Even if Dubai does end up being what one trader described as "a storm in a sand cup," the possibility of a default in other countries such as Greece and Ireland is being widely debated.
"Considering the magnitude of the reaction in the markets, it is clear how quickly the bulls are ready to sprint for the exits at the least sign of trouble and [it] makes one wonder about the durability and conviction of the recovery cycle in asset prices," said John Hardy, foreign exchange strategist at Saxo Bank.
For now, however, investors are shrugging off the potential contagion, saying they can ill afford to stand in front of the weight of money entering the sector.
Barclays Capital estimated recently that year-to-date inflows into commodities by mid-November approached $55 billion, displacing the previous record of $51 billion in 2006.

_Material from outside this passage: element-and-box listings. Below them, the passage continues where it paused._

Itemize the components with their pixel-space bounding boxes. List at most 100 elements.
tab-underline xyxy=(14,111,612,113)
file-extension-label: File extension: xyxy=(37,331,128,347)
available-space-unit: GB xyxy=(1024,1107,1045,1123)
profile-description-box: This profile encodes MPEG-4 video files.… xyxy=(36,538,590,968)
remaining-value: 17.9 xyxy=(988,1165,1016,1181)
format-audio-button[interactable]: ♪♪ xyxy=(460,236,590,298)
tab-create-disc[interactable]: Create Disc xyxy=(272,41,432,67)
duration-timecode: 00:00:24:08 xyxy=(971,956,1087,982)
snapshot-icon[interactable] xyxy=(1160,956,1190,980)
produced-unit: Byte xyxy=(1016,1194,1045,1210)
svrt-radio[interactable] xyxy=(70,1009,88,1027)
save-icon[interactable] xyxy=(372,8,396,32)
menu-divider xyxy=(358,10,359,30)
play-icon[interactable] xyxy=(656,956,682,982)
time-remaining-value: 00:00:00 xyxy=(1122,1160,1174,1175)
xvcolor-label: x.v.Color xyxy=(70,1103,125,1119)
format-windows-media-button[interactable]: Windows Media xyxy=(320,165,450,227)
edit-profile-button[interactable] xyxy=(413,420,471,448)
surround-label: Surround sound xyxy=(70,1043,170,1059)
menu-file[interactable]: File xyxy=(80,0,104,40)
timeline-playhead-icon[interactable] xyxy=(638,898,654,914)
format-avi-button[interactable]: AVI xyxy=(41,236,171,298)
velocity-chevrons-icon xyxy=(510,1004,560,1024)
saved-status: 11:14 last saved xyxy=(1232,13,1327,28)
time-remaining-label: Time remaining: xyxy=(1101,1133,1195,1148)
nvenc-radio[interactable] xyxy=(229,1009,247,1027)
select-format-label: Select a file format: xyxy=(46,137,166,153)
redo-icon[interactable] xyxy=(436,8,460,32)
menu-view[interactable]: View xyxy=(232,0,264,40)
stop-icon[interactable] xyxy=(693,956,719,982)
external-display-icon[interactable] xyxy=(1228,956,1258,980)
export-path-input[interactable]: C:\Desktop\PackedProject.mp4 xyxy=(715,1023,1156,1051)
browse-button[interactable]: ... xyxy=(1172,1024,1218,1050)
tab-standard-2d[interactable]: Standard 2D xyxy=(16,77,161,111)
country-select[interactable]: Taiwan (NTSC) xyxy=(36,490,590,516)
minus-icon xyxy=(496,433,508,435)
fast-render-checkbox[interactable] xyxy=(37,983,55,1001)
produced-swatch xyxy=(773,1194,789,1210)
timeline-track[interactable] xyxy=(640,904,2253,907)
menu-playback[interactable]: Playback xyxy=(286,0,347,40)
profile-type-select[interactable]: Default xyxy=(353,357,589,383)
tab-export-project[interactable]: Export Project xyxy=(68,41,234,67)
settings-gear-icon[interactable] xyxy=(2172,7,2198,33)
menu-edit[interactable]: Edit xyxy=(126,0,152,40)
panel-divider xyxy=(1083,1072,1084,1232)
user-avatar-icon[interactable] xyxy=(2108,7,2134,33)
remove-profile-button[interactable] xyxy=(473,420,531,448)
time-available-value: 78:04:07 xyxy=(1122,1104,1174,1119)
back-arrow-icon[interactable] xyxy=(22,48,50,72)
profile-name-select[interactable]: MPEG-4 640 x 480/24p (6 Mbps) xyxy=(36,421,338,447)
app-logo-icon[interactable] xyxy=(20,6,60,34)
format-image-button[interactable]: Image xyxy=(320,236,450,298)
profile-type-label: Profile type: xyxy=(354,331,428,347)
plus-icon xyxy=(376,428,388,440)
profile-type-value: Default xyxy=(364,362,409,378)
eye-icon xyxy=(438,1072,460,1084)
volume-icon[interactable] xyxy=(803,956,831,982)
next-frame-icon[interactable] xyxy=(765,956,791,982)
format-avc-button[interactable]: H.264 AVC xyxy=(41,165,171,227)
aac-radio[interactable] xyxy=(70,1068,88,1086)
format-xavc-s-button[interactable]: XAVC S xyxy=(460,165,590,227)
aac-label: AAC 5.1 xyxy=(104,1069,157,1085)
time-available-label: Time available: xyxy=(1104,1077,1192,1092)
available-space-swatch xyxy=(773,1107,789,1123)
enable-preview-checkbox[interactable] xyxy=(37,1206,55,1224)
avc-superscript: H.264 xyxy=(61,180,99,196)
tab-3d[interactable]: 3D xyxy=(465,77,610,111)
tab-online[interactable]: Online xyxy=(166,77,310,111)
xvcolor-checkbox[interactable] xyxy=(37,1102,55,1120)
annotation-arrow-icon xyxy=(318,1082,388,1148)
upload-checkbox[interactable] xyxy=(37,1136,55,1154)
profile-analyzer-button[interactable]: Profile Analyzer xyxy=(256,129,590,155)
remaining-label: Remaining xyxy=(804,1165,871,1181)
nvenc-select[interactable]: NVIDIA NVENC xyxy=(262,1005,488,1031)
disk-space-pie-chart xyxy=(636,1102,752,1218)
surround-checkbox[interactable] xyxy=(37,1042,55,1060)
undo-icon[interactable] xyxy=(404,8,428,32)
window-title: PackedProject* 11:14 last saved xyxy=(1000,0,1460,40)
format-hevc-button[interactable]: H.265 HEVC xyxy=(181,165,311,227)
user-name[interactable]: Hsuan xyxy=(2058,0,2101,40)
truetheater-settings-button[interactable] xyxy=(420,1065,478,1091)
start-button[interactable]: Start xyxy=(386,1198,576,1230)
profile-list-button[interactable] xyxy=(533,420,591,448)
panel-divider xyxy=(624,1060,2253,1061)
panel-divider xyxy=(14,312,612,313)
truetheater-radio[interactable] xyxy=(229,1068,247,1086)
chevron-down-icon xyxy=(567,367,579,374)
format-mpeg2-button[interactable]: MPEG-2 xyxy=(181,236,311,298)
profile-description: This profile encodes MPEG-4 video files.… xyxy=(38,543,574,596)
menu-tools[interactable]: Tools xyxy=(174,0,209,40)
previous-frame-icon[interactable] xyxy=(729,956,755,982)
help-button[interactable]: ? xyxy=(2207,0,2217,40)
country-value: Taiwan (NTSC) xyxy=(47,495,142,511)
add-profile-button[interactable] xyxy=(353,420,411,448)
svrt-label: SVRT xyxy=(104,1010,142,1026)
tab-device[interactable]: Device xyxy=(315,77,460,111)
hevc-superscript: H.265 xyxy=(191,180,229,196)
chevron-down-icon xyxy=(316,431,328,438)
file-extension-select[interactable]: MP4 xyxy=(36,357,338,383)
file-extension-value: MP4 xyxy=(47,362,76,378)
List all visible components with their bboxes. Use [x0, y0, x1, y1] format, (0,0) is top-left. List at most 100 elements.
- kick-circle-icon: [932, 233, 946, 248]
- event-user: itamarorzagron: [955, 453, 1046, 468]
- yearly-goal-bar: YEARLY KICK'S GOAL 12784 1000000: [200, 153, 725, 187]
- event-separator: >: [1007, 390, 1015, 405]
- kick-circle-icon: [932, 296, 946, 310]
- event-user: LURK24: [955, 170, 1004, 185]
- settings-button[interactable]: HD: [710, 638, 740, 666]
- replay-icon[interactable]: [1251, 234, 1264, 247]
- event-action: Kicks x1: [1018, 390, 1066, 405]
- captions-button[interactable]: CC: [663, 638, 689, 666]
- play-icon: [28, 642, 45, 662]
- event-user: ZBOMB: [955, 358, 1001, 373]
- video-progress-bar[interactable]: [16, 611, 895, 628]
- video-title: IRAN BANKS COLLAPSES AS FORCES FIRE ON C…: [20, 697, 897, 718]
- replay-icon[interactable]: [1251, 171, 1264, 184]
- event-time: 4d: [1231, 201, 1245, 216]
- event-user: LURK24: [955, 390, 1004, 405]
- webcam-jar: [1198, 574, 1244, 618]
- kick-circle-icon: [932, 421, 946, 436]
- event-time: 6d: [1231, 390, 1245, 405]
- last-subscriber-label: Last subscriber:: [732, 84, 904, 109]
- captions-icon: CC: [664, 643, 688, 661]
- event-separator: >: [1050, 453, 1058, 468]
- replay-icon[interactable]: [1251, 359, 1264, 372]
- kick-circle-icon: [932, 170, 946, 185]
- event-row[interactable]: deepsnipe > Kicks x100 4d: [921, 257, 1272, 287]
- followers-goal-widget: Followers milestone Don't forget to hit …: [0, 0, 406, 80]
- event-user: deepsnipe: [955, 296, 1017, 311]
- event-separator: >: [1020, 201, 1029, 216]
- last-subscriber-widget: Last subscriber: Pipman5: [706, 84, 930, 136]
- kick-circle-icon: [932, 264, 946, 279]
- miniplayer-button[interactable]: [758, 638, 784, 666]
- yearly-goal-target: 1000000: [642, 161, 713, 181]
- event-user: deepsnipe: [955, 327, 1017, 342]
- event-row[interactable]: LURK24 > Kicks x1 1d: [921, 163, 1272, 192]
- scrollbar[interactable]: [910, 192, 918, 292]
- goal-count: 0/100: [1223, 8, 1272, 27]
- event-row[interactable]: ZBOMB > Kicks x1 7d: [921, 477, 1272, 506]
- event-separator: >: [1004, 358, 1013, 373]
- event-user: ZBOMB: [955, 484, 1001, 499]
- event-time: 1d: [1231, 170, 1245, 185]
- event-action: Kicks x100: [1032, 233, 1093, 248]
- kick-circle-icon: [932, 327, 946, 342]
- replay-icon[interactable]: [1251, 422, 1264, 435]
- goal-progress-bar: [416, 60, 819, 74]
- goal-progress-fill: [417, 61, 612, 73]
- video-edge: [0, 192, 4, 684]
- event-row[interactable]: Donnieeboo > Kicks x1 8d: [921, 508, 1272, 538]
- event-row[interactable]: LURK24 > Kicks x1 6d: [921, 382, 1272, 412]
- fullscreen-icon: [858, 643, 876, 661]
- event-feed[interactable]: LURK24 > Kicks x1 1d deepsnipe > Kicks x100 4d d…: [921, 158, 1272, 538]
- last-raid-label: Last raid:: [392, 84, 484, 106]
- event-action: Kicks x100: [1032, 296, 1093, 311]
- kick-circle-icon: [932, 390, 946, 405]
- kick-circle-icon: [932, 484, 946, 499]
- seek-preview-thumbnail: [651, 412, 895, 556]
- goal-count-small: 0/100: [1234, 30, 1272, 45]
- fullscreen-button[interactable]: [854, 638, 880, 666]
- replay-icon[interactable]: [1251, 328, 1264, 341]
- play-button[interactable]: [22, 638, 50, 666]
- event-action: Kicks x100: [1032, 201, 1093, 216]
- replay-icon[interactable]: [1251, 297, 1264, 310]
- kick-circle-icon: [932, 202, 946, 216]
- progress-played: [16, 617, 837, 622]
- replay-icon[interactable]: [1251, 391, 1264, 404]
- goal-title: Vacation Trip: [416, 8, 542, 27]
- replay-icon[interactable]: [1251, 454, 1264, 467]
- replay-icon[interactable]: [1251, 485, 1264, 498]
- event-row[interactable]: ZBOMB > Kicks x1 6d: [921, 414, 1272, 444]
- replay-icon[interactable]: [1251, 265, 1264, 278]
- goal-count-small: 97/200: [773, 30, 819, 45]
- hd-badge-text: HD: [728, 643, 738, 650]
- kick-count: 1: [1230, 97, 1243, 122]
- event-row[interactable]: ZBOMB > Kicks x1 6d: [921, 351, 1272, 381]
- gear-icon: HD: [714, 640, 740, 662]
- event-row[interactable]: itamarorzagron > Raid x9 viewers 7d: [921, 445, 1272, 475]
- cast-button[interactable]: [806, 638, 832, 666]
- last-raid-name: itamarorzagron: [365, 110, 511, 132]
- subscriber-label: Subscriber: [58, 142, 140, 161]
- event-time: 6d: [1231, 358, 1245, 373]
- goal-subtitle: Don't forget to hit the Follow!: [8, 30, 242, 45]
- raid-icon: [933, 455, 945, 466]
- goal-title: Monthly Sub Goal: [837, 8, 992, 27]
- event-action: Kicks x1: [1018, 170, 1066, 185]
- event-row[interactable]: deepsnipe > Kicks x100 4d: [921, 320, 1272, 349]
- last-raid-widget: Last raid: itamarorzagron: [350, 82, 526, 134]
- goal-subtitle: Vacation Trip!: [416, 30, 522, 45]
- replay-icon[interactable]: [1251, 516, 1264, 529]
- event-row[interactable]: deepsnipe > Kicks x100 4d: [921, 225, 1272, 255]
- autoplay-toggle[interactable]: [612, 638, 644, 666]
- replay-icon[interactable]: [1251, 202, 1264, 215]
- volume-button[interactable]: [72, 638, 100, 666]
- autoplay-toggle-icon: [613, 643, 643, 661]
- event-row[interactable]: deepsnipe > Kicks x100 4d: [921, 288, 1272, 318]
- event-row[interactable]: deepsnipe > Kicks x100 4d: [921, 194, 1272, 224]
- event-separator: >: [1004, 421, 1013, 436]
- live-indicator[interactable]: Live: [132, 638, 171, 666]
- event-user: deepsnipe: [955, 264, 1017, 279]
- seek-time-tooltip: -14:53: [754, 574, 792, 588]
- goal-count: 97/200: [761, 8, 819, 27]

"The most popular story is the one a bank can still sell," a London-based hedge fund manager said. "There are so many discredited stories that banks have sold over the last few years that they are now making a full effort to sell gold and commodities [as an investment], because the story is not discredited--yet," he said.
Central banks are seeking to reflate their economies by maintaining interest rates at such low levels that investors are enticed to buy higher-yielding assets like commodities. Governments meanwhile don't appear to be in any hurry to end stimulus measures--Japan earlier Tuesday announced a fresh injection of liquidity "to encourage a further decline in longer-term interest rates."
The liquidity that this and other similar measures generate means commodity prices are set to run higher still, brokers say, even if there is a growing concern that an asset class bubble is being created.